Avoid unnecessary stream synchronization and fix stream of type cudaStreamNonBlocking

openppl-public / ppl.cv

ppl.cv is a high-performance image processing library of openPPL supporting various platforms.

Apache License 2.0

484 stars 108 forks source link

Avoid unnecessary stream synchronization and fix stream of type cudaStreamNonBlocking #131

Closed tp-nan closed 6 months ago

tp-nan commented 6 months ago

Use cudaMemcpy2DAsync to avoid unnecessary stream synchronization, and to make stream created by cudaStreamNonBlocking to work. A cudaStreamSynchronize(stream) should be added before cudaMemcpy2D if stream is type of cudaStreamNonBlocking.

Note that cudaMemcpy includes a synchronization on the default stream. It does not include the equivalent of cudaDeviceSynchronize(). Normally, a synchronization on the default stream synchronizes all other created streams on that device. However, if you create a stream with the cudaStreamNonBlocking flag, that stream will not be synchronized by a synchronization in the default stream.

see here

jimurk commented 6 months ago

你好，感谢宝贵意见。我考虑了一下，使用cuda stream通常用于重叠memory操作和kernel，现有code两个分支没有这种情形，感觉在这里不使用cuda stream为好。

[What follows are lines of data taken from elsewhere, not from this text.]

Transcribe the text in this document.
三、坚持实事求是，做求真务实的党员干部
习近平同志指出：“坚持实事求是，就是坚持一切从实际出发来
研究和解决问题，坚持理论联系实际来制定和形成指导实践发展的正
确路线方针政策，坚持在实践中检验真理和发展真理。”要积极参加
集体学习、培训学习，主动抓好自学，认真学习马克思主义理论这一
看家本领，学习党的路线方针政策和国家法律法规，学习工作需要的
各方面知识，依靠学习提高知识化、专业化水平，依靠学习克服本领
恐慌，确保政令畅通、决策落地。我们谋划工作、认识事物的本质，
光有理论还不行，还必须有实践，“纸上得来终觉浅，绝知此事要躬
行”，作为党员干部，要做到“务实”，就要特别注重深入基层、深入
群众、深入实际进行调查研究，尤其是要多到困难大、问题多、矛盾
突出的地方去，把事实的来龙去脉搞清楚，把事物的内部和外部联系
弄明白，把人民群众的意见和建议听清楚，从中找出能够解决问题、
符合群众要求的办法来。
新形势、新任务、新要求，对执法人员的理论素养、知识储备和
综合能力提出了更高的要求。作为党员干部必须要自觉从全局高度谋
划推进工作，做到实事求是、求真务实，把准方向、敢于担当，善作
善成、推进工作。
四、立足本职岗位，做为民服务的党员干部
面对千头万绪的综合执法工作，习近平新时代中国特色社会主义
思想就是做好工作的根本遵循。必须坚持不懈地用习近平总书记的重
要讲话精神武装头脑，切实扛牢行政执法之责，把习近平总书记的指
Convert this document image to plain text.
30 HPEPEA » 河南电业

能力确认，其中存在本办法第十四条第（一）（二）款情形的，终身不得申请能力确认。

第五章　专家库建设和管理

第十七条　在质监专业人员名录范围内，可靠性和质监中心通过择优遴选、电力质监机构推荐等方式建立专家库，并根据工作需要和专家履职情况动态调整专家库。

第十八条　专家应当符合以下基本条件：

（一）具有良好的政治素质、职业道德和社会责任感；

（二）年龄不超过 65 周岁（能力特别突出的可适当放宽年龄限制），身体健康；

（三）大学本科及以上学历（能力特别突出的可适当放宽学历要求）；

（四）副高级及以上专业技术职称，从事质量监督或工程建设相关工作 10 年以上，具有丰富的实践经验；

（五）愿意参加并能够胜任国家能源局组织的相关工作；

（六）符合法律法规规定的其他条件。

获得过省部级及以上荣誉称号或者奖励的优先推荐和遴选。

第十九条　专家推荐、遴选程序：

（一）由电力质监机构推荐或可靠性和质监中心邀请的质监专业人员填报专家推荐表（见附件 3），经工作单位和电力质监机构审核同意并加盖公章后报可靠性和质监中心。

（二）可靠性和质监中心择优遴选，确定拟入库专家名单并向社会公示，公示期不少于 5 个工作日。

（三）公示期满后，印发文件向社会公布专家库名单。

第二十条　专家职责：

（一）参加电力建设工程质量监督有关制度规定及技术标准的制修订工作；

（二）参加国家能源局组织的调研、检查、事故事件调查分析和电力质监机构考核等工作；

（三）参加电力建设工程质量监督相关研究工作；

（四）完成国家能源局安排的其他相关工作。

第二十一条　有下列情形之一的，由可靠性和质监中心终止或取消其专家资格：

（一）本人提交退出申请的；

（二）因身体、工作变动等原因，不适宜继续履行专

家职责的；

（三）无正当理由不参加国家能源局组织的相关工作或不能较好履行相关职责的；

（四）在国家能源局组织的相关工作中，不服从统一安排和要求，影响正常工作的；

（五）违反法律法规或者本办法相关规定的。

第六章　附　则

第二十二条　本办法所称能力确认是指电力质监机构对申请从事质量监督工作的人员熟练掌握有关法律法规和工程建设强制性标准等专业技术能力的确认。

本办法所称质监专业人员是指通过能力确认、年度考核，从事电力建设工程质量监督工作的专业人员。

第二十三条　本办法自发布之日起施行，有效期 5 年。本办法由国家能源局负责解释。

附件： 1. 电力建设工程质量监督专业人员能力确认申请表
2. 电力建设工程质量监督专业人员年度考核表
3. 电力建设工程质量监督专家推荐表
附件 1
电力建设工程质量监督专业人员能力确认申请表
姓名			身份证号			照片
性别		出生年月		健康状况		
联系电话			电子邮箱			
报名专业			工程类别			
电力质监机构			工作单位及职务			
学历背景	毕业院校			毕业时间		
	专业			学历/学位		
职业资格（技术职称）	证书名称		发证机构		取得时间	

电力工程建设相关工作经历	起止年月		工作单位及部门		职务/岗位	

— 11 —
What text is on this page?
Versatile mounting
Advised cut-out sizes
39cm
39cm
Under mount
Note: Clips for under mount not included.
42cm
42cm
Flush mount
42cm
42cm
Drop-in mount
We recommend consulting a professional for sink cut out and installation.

tp-nan commented 6 months ago

感觉在这里不使用cuda stream为好。

I see~

这里拷贝使用了默认流（cuda stream 0），建议是使用和kernal一样的流。这样保持了kernal和拷贝在同一个流上, 避免与默认流同步。pytorch默认采用的就是默认流：https://torchpipe.github.io/zh/docs/preliminaries/pytorch_libtorch

另外CVCUDA也是将kernal和拷贝放在了同一个流上。它的内部没有负责流同步，也就是是异步的

jimurk commented 6 months ago

ok，明白你意思了，在多线程＋单卡/多卡情形下确实需要考虑这个同步问题。